The 2008 crisis with Georgia, which saw Moscow effectively establishing two Russian-speaking protectorates carved out from Georgia-proper, was just a taster. Crimea itself is not the main course; that is Ukraine itself.
Nobody knows Mr Putin's long-term goals here. His short-term actions have certainly contributed to the establishment of a strongly anti-Russian government in Kiev.
But Russia clearly wants influence over Ukraine as a whole. Whether it seeks to bite off further chunks of Ukrainian territory, or simply settles for seeking to undermine the new authorities in Kiev from within, the clear signal is that this crisis does not end with the Crimea vote. The fate of Ukraine could see Russia and the West at loggerheads for some time to come.

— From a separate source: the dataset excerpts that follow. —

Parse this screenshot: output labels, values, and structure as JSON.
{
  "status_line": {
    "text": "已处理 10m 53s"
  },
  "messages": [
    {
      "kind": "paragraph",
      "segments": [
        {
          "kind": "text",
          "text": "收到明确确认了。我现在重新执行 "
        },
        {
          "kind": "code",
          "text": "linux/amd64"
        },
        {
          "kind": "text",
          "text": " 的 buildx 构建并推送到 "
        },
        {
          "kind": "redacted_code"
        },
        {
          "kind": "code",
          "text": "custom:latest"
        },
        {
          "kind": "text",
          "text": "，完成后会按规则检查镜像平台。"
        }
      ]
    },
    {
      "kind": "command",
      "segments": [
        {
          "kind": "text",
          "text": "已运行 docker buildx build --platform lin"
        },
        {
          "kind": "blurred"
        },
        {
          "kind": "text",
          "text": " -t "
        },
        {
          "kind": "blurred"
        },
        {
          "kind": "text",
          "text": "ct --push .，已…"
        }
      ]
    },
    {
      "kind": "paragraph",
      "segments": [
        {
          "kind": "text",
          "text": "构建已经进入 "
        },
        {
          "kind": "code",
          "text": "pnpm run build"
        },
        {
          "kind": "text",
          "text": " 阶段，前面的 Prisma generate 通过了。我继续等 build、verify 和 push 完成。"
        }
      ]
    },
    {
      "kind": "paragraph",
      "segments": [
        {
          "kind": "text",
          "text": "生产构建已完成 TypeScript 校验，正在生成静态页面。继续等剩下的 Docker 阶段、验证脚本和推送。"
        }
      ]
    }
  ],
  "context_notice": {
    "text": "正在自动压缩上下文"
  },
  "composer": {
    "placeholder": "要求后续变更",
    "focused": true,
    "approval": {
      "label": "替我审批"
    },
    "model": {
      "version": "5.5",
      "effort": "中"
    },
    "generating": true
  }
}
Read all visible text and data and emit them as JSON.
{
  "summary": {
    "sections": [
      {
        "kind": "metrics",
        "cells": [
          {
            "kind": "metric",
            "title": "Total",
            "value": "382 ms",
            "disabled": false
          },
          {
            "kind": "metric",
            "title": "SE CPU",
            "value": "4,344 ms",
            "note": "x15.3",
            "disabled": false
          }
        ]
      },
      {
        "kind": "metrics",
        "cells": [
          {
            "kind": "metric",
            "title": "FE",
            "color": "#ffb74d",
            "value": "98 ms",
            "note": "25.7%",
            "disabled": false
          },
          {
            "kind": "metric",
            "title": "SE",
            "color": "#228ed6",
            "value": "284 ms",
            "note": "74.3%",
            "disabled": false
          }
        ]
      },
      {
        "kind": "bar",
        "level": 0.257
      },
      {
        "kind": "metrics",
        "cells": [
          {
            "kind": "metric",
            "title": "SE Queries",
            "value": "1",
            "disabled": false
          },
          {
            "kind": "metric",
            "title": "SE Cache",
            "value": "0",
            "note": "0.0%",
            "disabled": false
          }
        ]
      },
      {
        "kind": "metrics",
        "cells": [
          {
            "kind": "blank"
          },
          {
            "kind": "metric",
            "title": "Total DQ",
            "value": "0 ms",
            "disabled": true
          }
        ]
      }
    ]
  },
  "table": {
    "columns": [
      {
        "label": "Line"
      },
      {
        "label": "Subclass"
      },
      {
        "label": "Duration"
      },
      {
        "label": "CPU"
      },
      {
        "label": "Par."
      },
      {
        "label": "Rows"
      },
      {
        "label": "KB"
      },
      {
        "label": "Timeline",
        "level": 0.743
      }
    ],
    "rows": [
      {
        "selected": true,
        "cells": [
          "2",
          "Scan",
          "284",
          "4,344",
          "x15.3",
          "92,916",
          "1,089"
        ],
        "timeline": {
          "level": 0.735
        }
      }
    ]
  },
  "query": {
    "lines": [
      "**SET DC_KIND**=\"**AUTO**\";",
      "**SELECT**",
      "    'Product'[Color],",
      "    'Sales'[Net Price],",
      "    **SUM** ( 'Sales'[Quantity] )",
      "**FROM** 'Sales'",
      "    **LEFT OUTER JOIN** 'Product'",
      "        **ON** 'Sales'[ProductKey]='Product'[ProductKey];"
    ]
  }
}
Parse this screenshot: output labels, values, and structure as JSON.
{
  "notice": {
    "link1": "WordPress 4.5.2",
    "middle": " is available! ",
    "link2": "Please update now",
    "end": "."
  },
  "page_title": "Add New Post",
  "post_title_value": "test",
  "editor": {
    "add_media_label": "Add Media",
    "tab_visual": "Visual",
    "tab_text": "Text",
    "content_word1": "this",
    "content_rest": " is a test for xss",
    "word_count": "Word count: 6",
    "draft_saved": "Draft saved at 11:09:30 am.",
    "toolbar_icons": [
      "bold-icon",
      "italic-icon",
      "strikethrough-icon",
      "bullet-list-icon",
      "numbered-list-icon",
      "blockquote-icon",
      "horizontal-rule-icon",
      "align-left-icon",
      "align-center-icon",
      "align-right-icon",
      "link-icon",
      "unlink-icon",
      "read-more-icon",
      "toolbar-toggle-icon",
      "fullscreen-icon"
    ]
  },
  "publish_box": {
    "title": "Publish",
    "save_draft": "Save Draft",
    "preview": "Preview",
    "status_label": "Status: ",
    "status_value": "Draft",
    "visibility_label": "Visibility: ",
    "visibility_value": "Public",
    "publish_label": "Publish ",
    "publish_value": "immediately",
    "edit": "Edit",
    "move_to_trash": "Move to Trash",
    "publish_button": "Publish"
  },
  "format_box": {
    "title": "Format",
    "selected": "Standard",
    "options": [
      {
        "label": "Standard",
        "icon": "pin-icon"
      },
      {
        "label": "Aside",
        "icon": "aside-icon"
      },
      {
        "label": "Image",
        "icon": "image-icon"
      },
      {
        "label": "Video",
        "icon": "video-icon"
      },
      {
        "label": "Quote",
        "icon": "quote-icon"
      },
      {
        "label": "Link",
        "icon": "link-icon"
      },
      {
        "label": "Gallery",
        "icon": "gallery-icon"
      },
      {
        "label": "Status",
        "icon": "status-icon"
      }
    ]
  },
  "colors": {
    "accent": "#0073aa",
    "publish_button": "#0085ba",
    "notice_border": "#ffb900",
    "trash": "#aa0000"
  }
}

The implications of this are considerable. It has not been the European Union's finest hour, with clear divisions between its members based largely upon their own histories with Moscow and their proximity to Russia's borders.
Foreign policy has always been a problematic area for the EU, one largely based upon a "lowest common denominator" approach, which is not necessarily the best way to tackle a major crisis.
One consequence of all of this will be a revived Nato, but there must still be huge questions as to whether the alliance countries can match their stronger rhetoric with increased defence capability.
Some of the biggest questions are posed for Washington. For all the talk about an Asian pivot and the desire to hand over some responsibility to its European allies, this crisis underscores the central role of the US in European security.
By an accident of timing it is US aircraft that are carrying out Nato's air policing mission over the Baltics, so it is US jets that have been despatched to reinforce them, and more US aircraft have been sent to Poland. Going forward, the Pentagon may now have to look at how to guarantee the reassurance of its allies for the long-term.
There will be big diplomatic questions for the US as well. Many will want to look again at how the whole relationship with Russia has been managed, ranging from the failure to respond strongly to the Georgian crisis during the previous presidency to the failure of Mr Obama's "re-set" of ties with Moscow.
But, equally, Washington is well aware that tensions with Russia could have ramifications across a broad swathe of international activity: work at the UN; the Iranian nuclear dossier; the crisis in Syria and so on.
The economic impact of the crisis could also be significant depending upon how it evolves, and the seriousness of Western economic sanctions.
The problem is that Russia, too, has cards it can play. Damage can be done to the Russian economy but at a cost to the wider global economic system; something US and Western European politicians are only too aware of. Rhetoric is cheap. Real actions have a price.
In the longer term, as the British Foreign Secretary William Hague noted in the House of Commons, Europeans might accelerate efforts to move away from their dependence upon Russian gas supplies. The prospect of enhanced US exports could be important here but this is for the medium-term. For the time being Russia and Europe remain locked in an energy embrace that, if disrupted, will be damaging for both of them.
The stakes here are huge. The international system is facing a major turning point with implications that go well beyond Russia's immediate neighbourhood.
Two decades after the end of the Cold War there could now be the prospect of a much more distant and antagonistic relationship between Russia and the West becoming the new norm.